В частности, энергетический сектор экономики в настоящее время не только составляет почти половину промышленного производства в России, но и служит основным источником доходов для других отраслей промышленности и для государства. Нефть, нефтепродукты и природный газ составили более 46 % экспортных поступлений в твердой валюте в 1996 году (еще 27 % составили поступления от экспорта металлов). Энергетический сектор является также центром системы задолженностей, бартерных сделок и бюджетных проблем государства, связанных с задолженностями. Учитывая такое место энергетического сектора, вряд ли будет большим преувеличением сказать, что «олигархический капитализм» в России развивает почти что монокультурную специализацию по добыче минеральных ресурсов и первичной переработке сырьевых материалов. Правда, его долгосрочные перспективы далеко не блестящи, а стабильность сомнительна. Очевидно, что монокультурная специализация не является путем устойчивого развития для экономики и общества таких масштабов и такого разнообразия, как в России. Падение мировых цен на минеральные ресурсы, начавшееся в середине 1990-х годов, подчеркнуло в высшей степени сомнительную природу такого пути развития в преобразованиях, осуществляемых в России.

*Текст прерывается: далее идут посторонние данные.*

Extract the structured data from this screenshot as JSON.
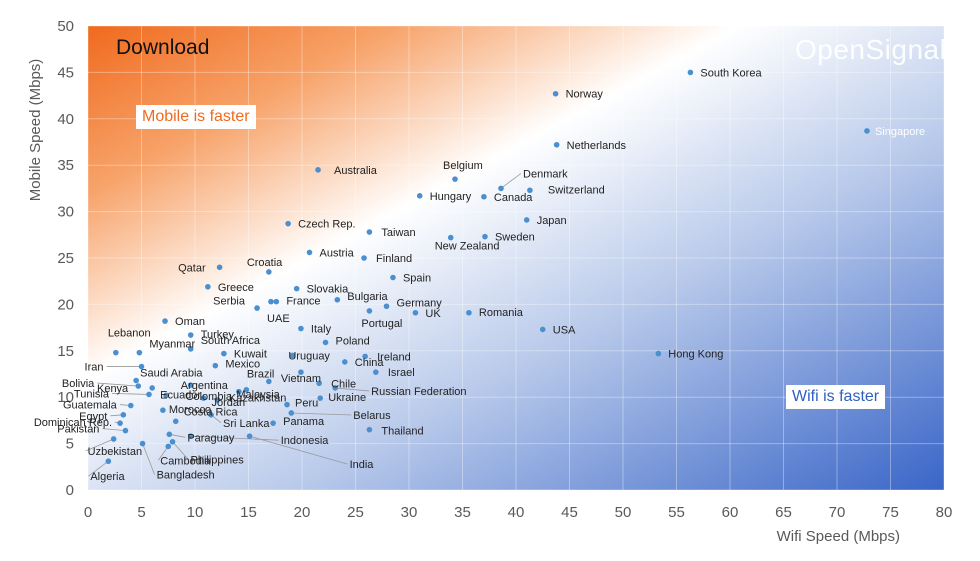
{
  "chart_data": {
    "type": "scatter",
    "title": "Download",
    "brand": "OpenSignal",
    "xlabel": "Wifi Speed (Mbps)",
    "ylabel": "Mobile Speed (Mbps)",
    "xlim": [
      0,
      80
    ],
    "ylim": [
      0,
      50
    ],
    "xticks": [
      0,
      5,
      10,
      15,
      20,
      25,
      30,
      35,
      40,
      45,
      50,
      55,
      60,
      65,
      70,
      75,
      80
    ],
    "yticks": [
      0,
      5,
      10,
      15,
      20,
      25,
      30,
      35,
      40,
      45,
      50
    ],
    "grid": true,
    "annotations": {
      "mobile_faster": "Mobile is faster",
      "wifi_faster": "Wifi is faster"
    },
    "colors": {
      "marker": "#4a8fd0",
      "orange": "#f06a1e",
      "blue": "#3a66c8"
    },
    "points": [
      {
        "label": "South Korea",
        "x": 56.3,
        "y": 45.0
      },
      {
        "label": "Norway",
        "x": 43.7,
        "y": 42.7
      },
      {
        "label": "Singapore",
        "x": 72.8,
        "y": 38.7
      },
      {
        "label": "Netherlands",
        "x": 43.8,
        "y": 37.2
      },
      {
        "label": "Australia",
        "x": 21.5,
        "y": 34.5
      },
      {
        "label": "Belgium",
        "x": 34.3,
        "y": 33.5
      },
      {
        "label": "Denmark",
        "x": 38.6,
        "y": 32.5
      },
      {
        "label": "Switzerland",
        "x": 41.3,
        "y": 32.3
      },
      {
        "label": "Hungary",
        "x": 31.0,
        "y": 31.7
      },
      {
        "label": "Canada",
        "x": 37.0,
        "y": 31.6
      },
      {
        "label": "Japan",
        "x": 41.0,
        "y": 29.1
      },
      {
        "label": "Czech Rep.",
        "x": 18.7,
        "y": 28.7
      },
      {
        "label": "Taiwan",
        "x": 26.3,
        "y": 27.8
      },
      {
        "label": "Sweden",
        "x": 37.1,
        "y": 27.3
      },
      {
        "label": "New Zealand",
        "x": 33.9,
        "y": 27.2
      },
      {
        "label": "Austria",
        "x": 20.7,
        "y": 25.6
      },
      {
        "label": "Finland",
        "x": 25.8,
        "y": 25.0
      },
      {
        "label": "Qatar",
        "x": 12.3,
        "y": 24.0
      },
      {
        "label": "Croatia",
        "x": 16.9,
        "y": 23.5
      },
      {
        "label": "Spain",
        "x": 28.5,
        "y": 22.9
      },
      {
        "label": "Greece",
        "x": 11.2,
        "y": 21.9
      },
      {
        "label": "Slovakia",
        "x": 19.5,
        "y": 21.7
      },
      {
        "label": "Serbia",
        "x": 17.1,
        "y": 20.3
      },
      {
        "label": "France",
        "x": 17.6,
        "y": 20.3
      },
      {
        "label": "Bulgaria",
        "x": 23.3,
        "y": 20.5
      },
      {
        "label": "Germany",
        "x": 27.9,
        "y": 19.8
      },
      {
        "label": "UAE",
        "x": 15.8,
        "y": 19.6
      },
      {
        "label": "Portugal",
        "x": 26.3,
        "y": 19.3
      },
      {
        "label": "UK",
        "x": 30.6,
        "y": 19.1
      },
      {
        "label": "Romania",
        "x": 35.6,
        "y": 19.1
      },
      {
        "label": "Oman",
        "x": 7.2,
        "y": 18.2
      },
      {
        "label": "Italy",
        "x": 19.9,
        "y": 17.4
      },
      {
        "label": "USA",
        "x": 42.5,
        "y": 17.3
      },
      {
        "label": "Turkey",
        "x": 9.6,
        "y": 16.7
      },
      {
        "label": "Poland",
        "x": 22.2,
        "y": 15.9
      },
      {
        "label": "South Africa",
        "x": 9.6,
        "y": 15.2
      },
      {
        "label": "Lebanon",
        "x": 2.6,
        "y": 14.8
      },
      {
        "label": "Myanmar",
        "x": 4.8,
        "y": 14.8
      },
      {
        "label": "Kuwait",
        "x": 12.7,
        "y": 14.7
      },
      {
        "label": "Uruguay",
        "x": 19.1,
        "y": 14.5
      },
      {
        "label": "Ireland",
        "x": 25.9,
        "y": 14.4
      },
      {
        "label": "Hong Kong",
        "x": 53.3,
        "y": 14.7
      },
      {
        "label": "China",
        "x": 24.0,
        "y": 13.8
      },
      {
        "label": "Mexico",
        "x": 11.9,
        "y": 13.4
      },
      {
        "label": "Iran",
        "x": 5.0,
        "y": 13.3
      },
      {
        "label": "Israel",
        "x": 26.9,
        "y": 12.7
      },
      {
        "label": "Vietnam",
        "x": 19.9,
        "y": 12.7
      },
      {
        "label": "Saudi Arabia",
        "x": 4.5,
        "y": 11.8
      },
      {
        "label": "Brazil",
        "x": 16.9,
        "y": 11.7
      },
      {
        "label": "Bolivia",
        "x": 4.7,
        "y": 11.2
      },
      {
        "label": "Argentina",
        "x": 9.6,
        "y": 11.3
      },
      {
        "label": "Chile",
        "x": 21.6,
        "y": 11.5
      },
      {
        "label": "Kenya",
        "x": 6.0,
        "y": 11.0
      },
      {
        "label": "Malaysia",
        "x": 14.8,
        "y": 10.8
      },
      {
        "label": "Russian Federation",
        "x": 23.1,
        "y": 11.0
      },
      {
        "label": "Tunisia",
        "x": 5.7,
        "y": 10.3
      },
      {
        "label": "Ecuador",
        "x": 7.3,
        "y": 10.2
      },
      {
        "label": "Colombia",
        "x": 10.8,
        "y": 9.9
      },
      {
        "label": "Kazakhstan",
        "x": 14.1,
        "y": 10.6
      },
      {
        "label": "Ukraine",
        "x": 21.7,
        "y": 9.9
      },
      {
        "label": "Jordan",
        "x": 12.1,
        "y": 9.7
      },
      {
        "label": "Guatemala",
        "x": 4.0,
        "y": 9.1
      },
      {
        "label": "Peru",
        "x": 18.6,
        "y": 9.2
      },
      {
        "label": "Morocco",
        "x": 7.0,
        "y": 8.6
      },
      {
        "label": "Egypt",
        "x": 3.3,
        "y": 8.1
      },
      {
        "label": "Sri Lanka",
        "x": 11.5,
        "y": 8.1
      },
      {
        "label": "Belarus",
        "x": 19.0,
        "y": 8.3
      },
      {
        "label": "Costa Rica",
        "x": 8.2,
        "y": 7.4
      },
      {
        "label": "Panama",
        "x": 17.3,
        "y": 7.2
      },
      {
        "label": "Dominican Rep.",
        "x": 3.0,
        "y": 7.2
      },
      {
        "label": "Thailand",
        "x": 26.3,
        "y": 6.5
      },
      {
        "label": "Pakistan",
        "x": 3.5,
        "y": 6.4
      },
      {
        "label": "Paraguay",
        "x": 7.6,
        "y": 6.0
      },
      {
        "label": "Indonesia",
        "x": 9.6,
        "y": 5.8
      },
      {
        "label": "Uzbekistan",
        "x": 2.4,
        "y": 5.5
      },
      {
        "label": "Philippines",
        "x": 7.9,
        "y": 5.2
      },
      {
        "label": "Bangladesh",
        "x": 5.1,
        "y": 5.0
      },
      {
        "label": "Cambodia",
        "x": 7.5,
        "y": 4.7
      },
      {
        "label": "India",
        "x": 15.1,
        "y": 5.8
      },
      {
        "label": "Algeria",
        "x": 1.9,
        "y": 3.1
      }
    ]
  }
}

Если взглянуть на список крупнейших компаний, входивших в главные промышленные группы в России в середине 1990-х годов, то мы сразу увидим, что подавляющее большинство этих компаний действовало в области добычи минеральных ресурсов или первичной обработки сырьевых материалов125
.Только два постгосударственных предприятия имели ежегодный объем продаж, превышавший 10 млрд долларов США, что сравнимо с объемом продаж крупных транснациональных компаний в рыночной экономике. Оба они являлись холдинговыми компаниями-монополистами, одно — в области производства электроэнергии (РАО «ЕЭС» с объемом ежегодных продаж 22,8 млрд долларов США), а второе — в добыче природного газа («Газпром» с объемом ежегодных продаж 22,5 млрд долларов США). Двадцать три компании имели объем ежегодных продаж от одного до десяти миллиардов долларов США. Из них двенадцать компаний являлись холдинговыми компаниями в нефтяной промышленности, объединявшими ряд нефтедобывающих фирм и нефтеперерабатывающих заводов. Еще семь были крупнейшими сталелитейными заводами126
.Из пятидесяти крупнейших постгосударственных предприятий шестнадцать (32 %) были заняты в производстве нефти и газа, семнадцать (34 %) — в металлургии (производство стали и черных металлов) и пять (10 %) — в химической и нефтехимической промышленности. Еще три компании занимались производством электроэнергии, и одна была занята в целлюлозно-бумажной промышленности. Из этого следует, что 84 % крупнейших постгосударственных предприятий были заняты в добыче минеральных ресурсов и обработке сырьевых материалов. Только восемь из крупнейших компаний (16 %) были заняты в других отраслях промышленности, причем пять из них производили автомобили, которыене были конкурентоспособными на международных рынках и держались на плаву только за счет высоких импортных пошлин и иных форм государственного протекционизма.
Образование новых общенациональных промышленных групп влияния в посткоммунистической России началось сразу после начала перехода к рыночной экономике и упразднения старых министерств. Эти группы представляют собой довольно пеструю картину, и каждая из них имеет свои уникальные черты. Тем не менее можно распознать и некоторые общие черты, присущие им всем (для ознакомления с последним обзором финансово-промышленных групп в России на английском языке см. Джонсон [63]).
Самой заметной общей чертой, тесно связанной с процессом образования ФПГ и источниками их неожиданного богатства, является случайный и часто бесцельный состав каждой из них. Большинство промышленных фирм, входящих в ФПГ, являются постгосударственными предприятиями, значительная часть акций которых была приобретена другими членами группы в ходе приватизации. Первоначальная задача таких приобретений состояла в том, чтобы наилучшим образом воспользоваться возможностями, предоставлявшимися почти бесплатным распределением прежней государственной собственности. Политические связи и влияние в правительстве (на федеральном и местном уровне) играли и продолжают играть важнейшую роль, в то время как вопросы стратегического управления оставались (и продолжают оставаться) на периферии внимания. «Олигархи», положение которых полностью зависело (и продолжает зависеть) от личных «рабочих» отношений, которые они сумели установить с влиятельными руководителями федерального и региональных правительств, торопились «не опоздать на отходящий поезд», не очень задумываясь о том, куда этот поезд направляется.